An excellent article by Sam Harris, but one caveat must be recorded. Reza Aslan is wrongly described as "a polished, Iranian-born scholar of Islam." His parents brought him to America when he was small, and he grew up among Iranian exiles who may have called themselves "Muslims" but were people who had fled the Islamic Republic of Iran. Reza Aslan has had no experience of living within a society or state suffused with Islam -- unlike Ayaan Hirsi Ali, or the many Iranians in exile, such as Ali Sina, who tell unpleasant home truths about Islam.
Nor is Reza Aslan a "scholar of Islam." He hardly knows a thing about it. Look at his books. Where is the truthful discussion of what is contained in the Qur'an, the Hadith, the Sira? Where is there any discussion of Jihad, or the dhimmi, that corresponds to something like the truth?
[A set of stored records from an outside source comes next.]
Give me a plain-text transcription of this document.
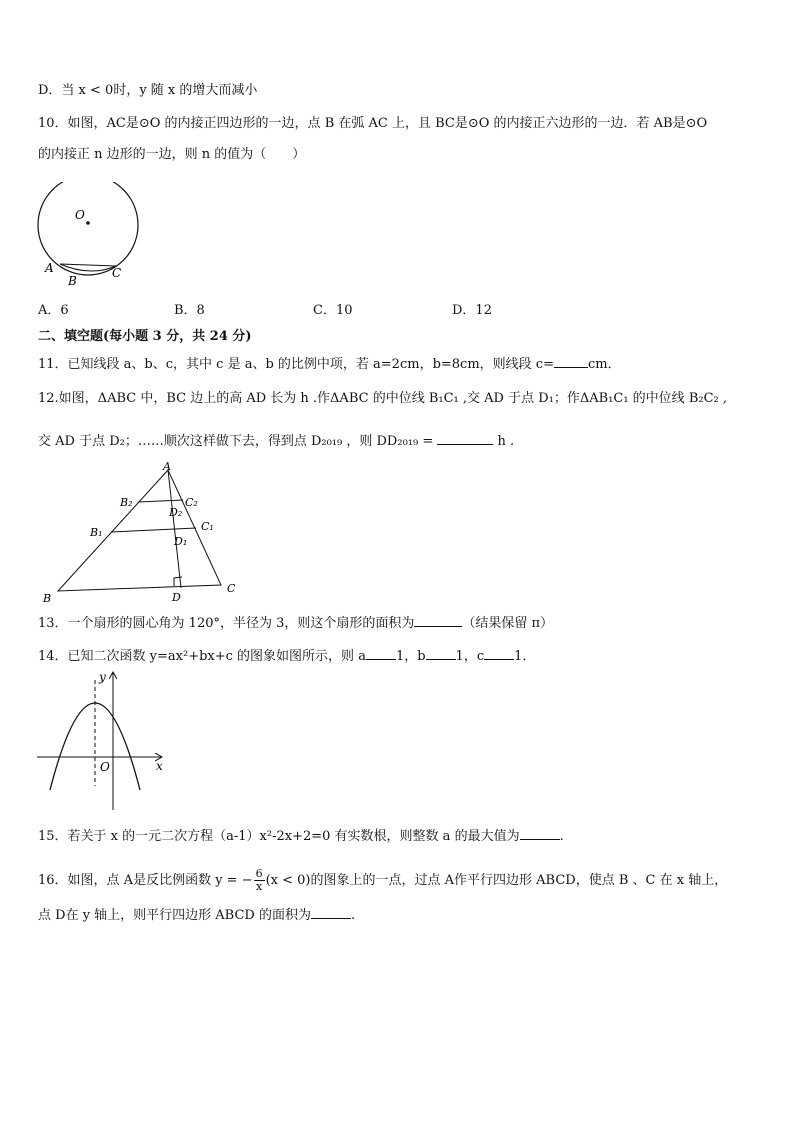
D．当 x < 0时，y 随 x 的增大而减小
10．如图，AC是⊙O 的内接正四边形的一边，点 B 在弧 AC 上，且 BC是⊙O 的内接正六边形的一边．若 AB是⊙O
的内接正 n 边形的一边，则 n 的值为（　　）
O
A
B
C
A．6	B．8	C．10	D．12
二、填空题(每小题 3 分，共 24 分)
11．已知线段 a、b、c，其中 c 是 a、b 的比例中项，若 a=2cm，b=8cm，则线段 c=	cm．
12.如图，ΔABC 中，BC 边上的高 AD 长为 h .作ΔABC 的中位线 B₁C₁ ,交 AD 于点 D₁；作ΔAB₁C₁ 的中位线 B₂C₂ ,
交 AD 于点 D₂；……顺次这样做下去，得到点 D₂₀₁₉ ，则 DD₂₀₁₉ =	h .
A
B
C
D
B₁	C₁
D₁
B₂	C₂
D₂
13．一个扇形的圆心角为 120°，半径为 3，则这个扇形的面积为	（结果保留 π）
14．已知二次函数 y=ax²+bx+c 的图象如图所示，则 a 1，b 1，c 1．
y
x
O
15．若关于 x 的一元二次方程（a-1）x²-2x+2=0 有实数根，则整数 a 的最大值为	.
16．如图，点 A是反比例函数 y = − $\frac{6}{x} (x < 0)$的图象上的一点，过点 A作平行四边形 ABCD，使点 B 、C 在 x 轴上，
点 D在 y 轴上，则平行四边形 ABCD 的面积为	.
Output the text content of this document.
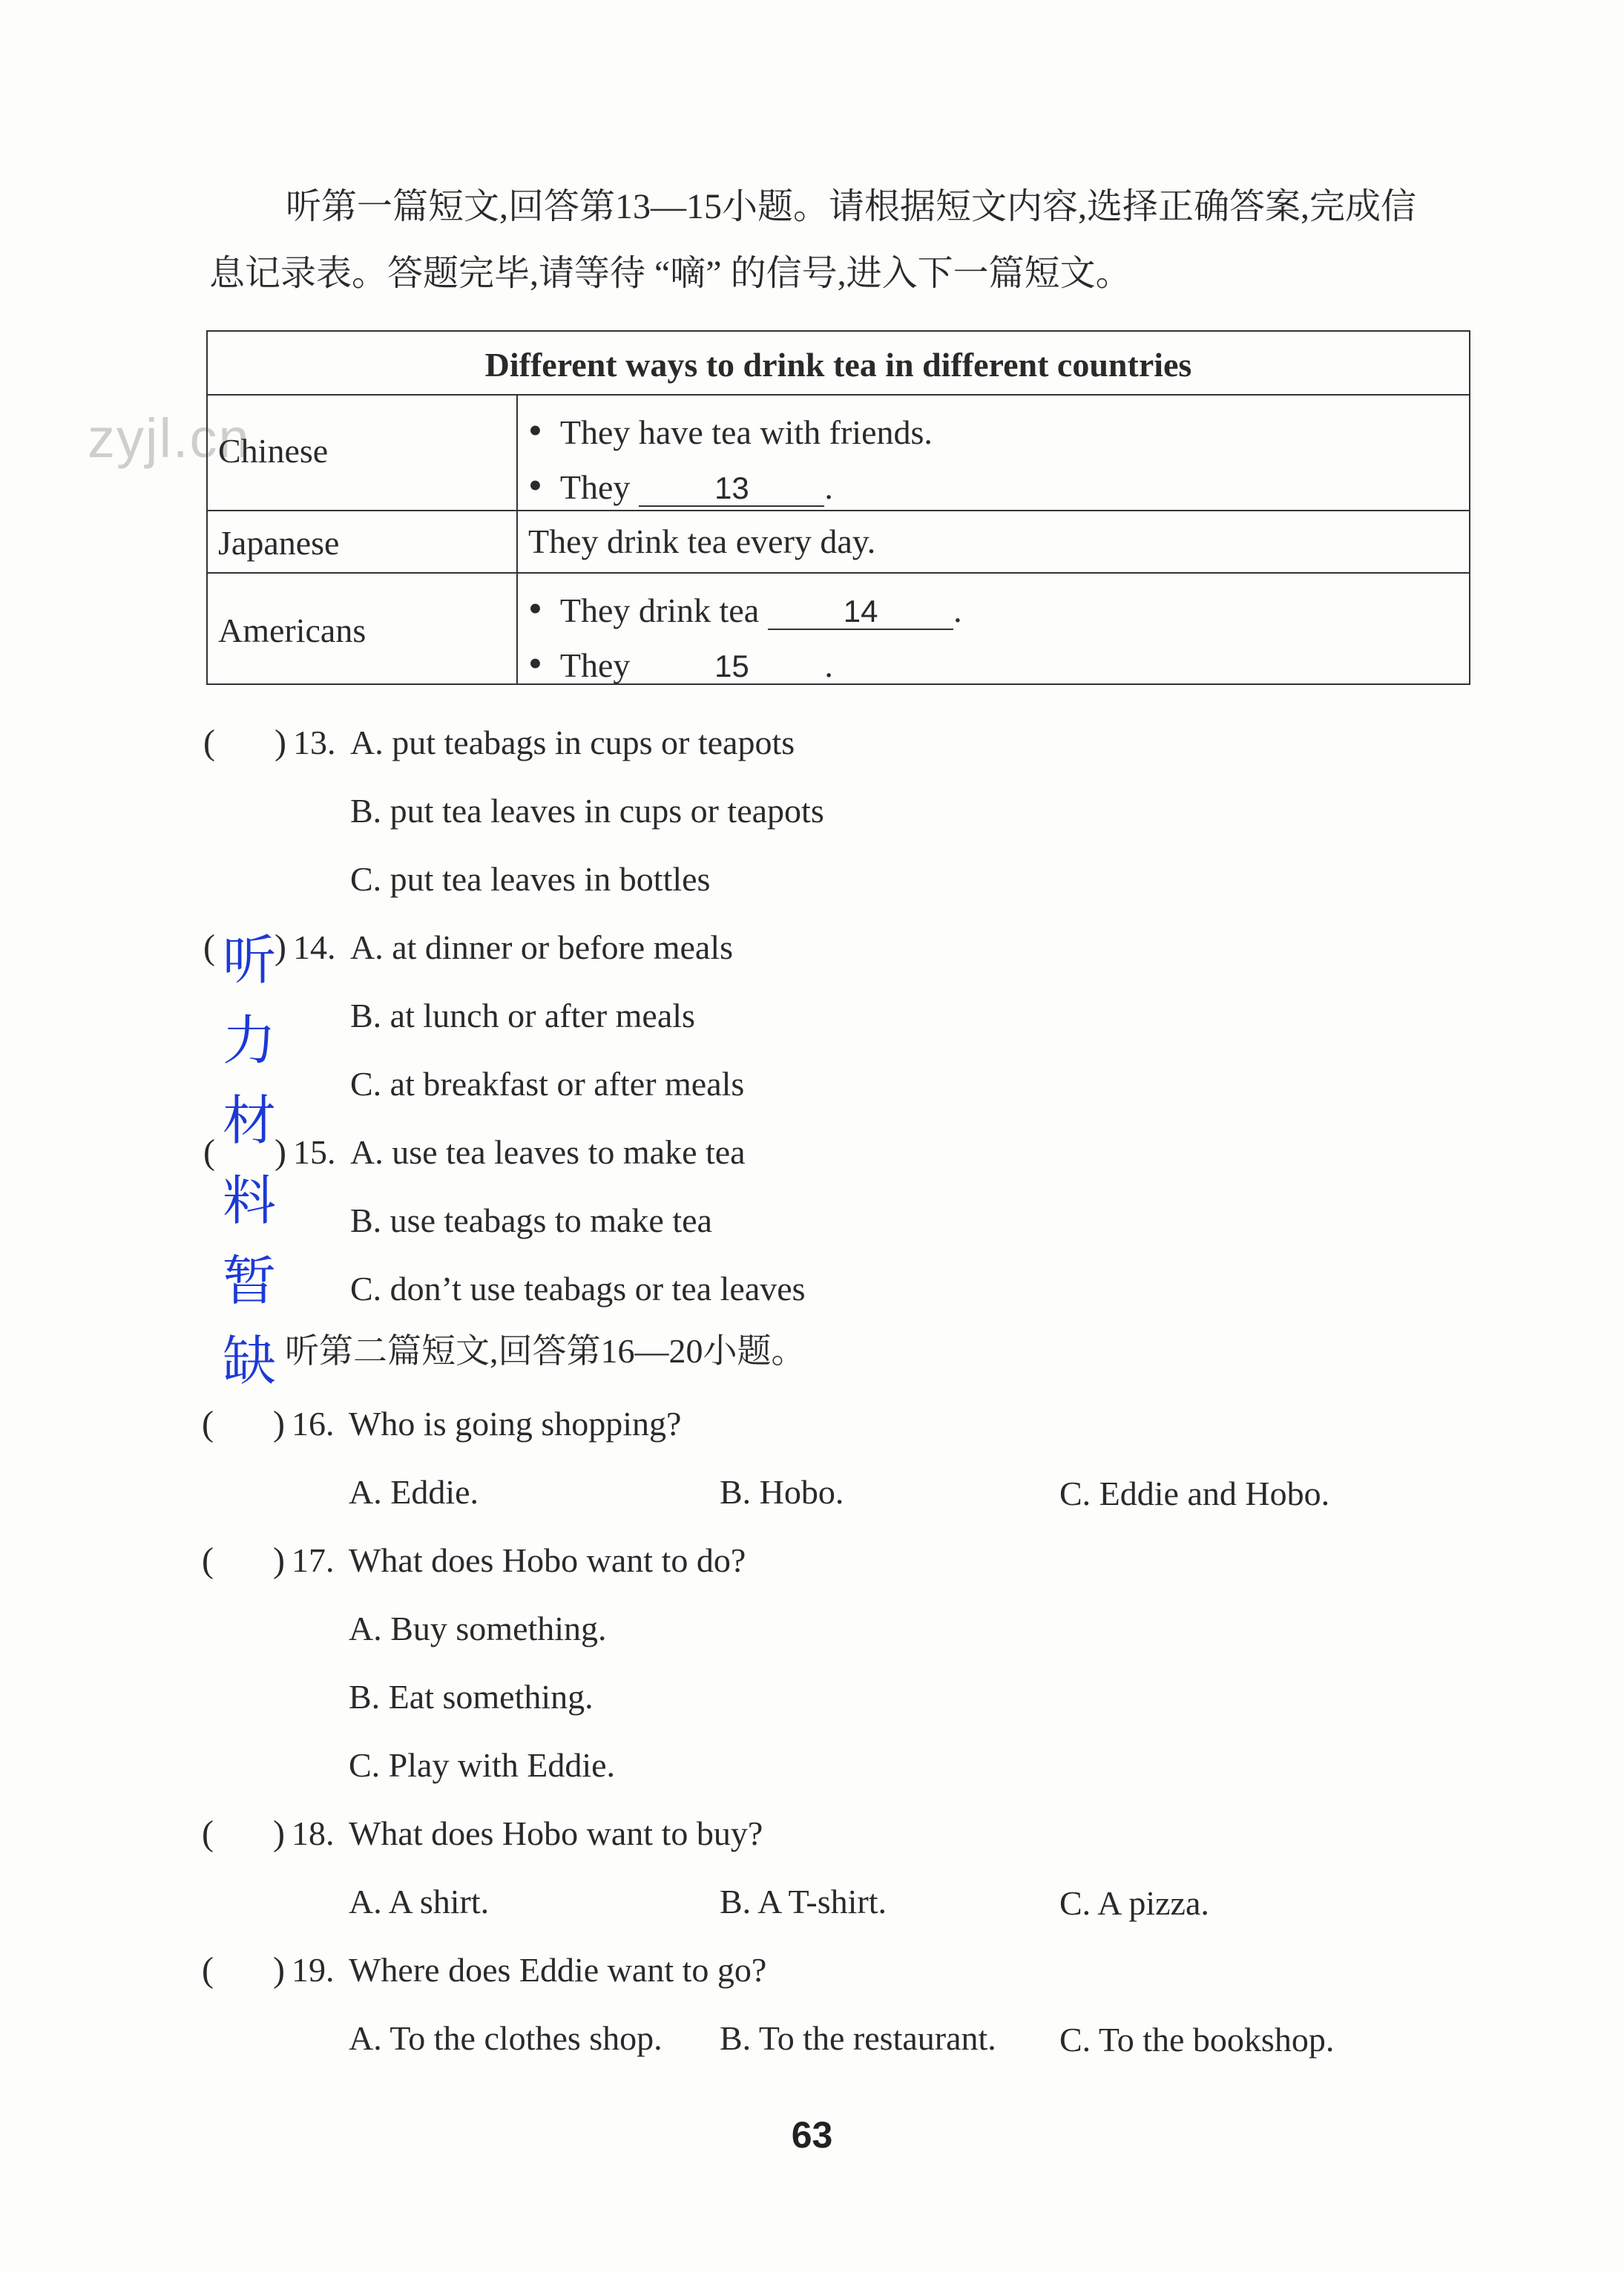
zyjl.cn
听第一篇短文,回答第13—15小题。请根据短文内容,选择正确答案,完成信
息记录表。答题完毕,请等待 “嘀” 的信号,进入下一篇短文。
Different ways to drink tea in different countries
Chinese
•	They have tea with friends.
• They	13 .
Japanese	They drink tea every day.
Americans
• They drink tea	14 .
• They	15 .
( ) 13. A. put teabags in cups or teapots
B. put tea leaves in cups or teapots
C. put tea leaves in bottles
( ) 14. A. at dinner or before meals
B. at lunch or after meals
C. at breakfast or after meals
( ) 15. A. use tea leaves to make tea
B. use teabags to make tea
C. don’t use teabags or tea leaves
听
力
材
料
暂
缺 听第二篇短文,回答第16—20小题。
( ) 16. Who is going shopping?
A. Eddie.	B. Hobo.	C. Eddie and Hobo.
( ) 17. What does Hobo want to do?
A. Buy something.
B. Eat something.
C. Play with Eddie.
( ) 18. What does Hobo want to buy?
A. A shirt.	B. A T-shirt.	C. A pizza.
( ) 19. Where does Eddie want to go?
A. To the clothes shop. B. To the restaurant. C. To the bookshop.
63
Where is anything that shows any familiarity with the great Western scholars of Islam -- Joseph Schacht, or Snouck Hurgronje, or Arthur Jeffery -- or for that matter, with the main Muslim commentators on the Qur'an, through time and space? Where is there any indication that Reza Aslan has learned about the history of Muslim conquest, or of the subsequent treatment of non-Muslim peoples conquered, from Spain to East Asia, over the past 1300 years? There are only the vaporings of...Reza Aslan, who in his very own website describes himself, baselessly I'm afraid, as an 'internationally-acclaimed scholar of Islam." It's all a fabrication. Reza Aslan is a creature fabricated by Reza Aslan, and the young female bookers on talk shows, asked to come with a personable "Muslim-American" who doesn't have an accent, keep going back to young lochinvar, Reza Aslan -- though whenever he comes up against someone who knows something, such as Sam Harris, Reza Aslan exposes himself as the guide to nothing and to nowhere that he is.
Publishers, eager to have a "young Muslim tell the (comforting) truth about his faith, gave him a $400,000 advance for his first, worthless book, and he hasn't looked back since. He's been collecting degrees -- a true American in that respect, a devout believer in the degree as validation -- and also appearances, that he carefully records and lists at his website, so that you too may be impressed. Why, a half-dozen years ago he tried to learn a little Arabic at a summer course in Cairo, but he's abandoned that. He doesn't need more than a few words for street cred. And now its Iowa, and the Writers' Workshop. Can a professorship in Creative Writing be far behind? For this one of the quadruplets -- the other Bright Young Experts On Islam, from whom Reza Aslan was separated at birth, are Khaled Abou El Fadl, Mark LaVine, and Dinesh D'Souza -- are similarly making out like gangbusters. Here are four easy pieces, previously posted:
A Tribute to Reza Aslan
A Tribute to Mark LaVine
A Tribute to Scholar of the House Khaled Abou El Fadl
A Tribute to Dinesh D’Souze
You can see the similiarities of the websites, and of the self-promoters doing all the self-promoting. World's Greatest Authority on Islam, says each one, of himself, at his very own website. At least three of the four must have it wrong. But which three? Or might it, just possibly, be all four?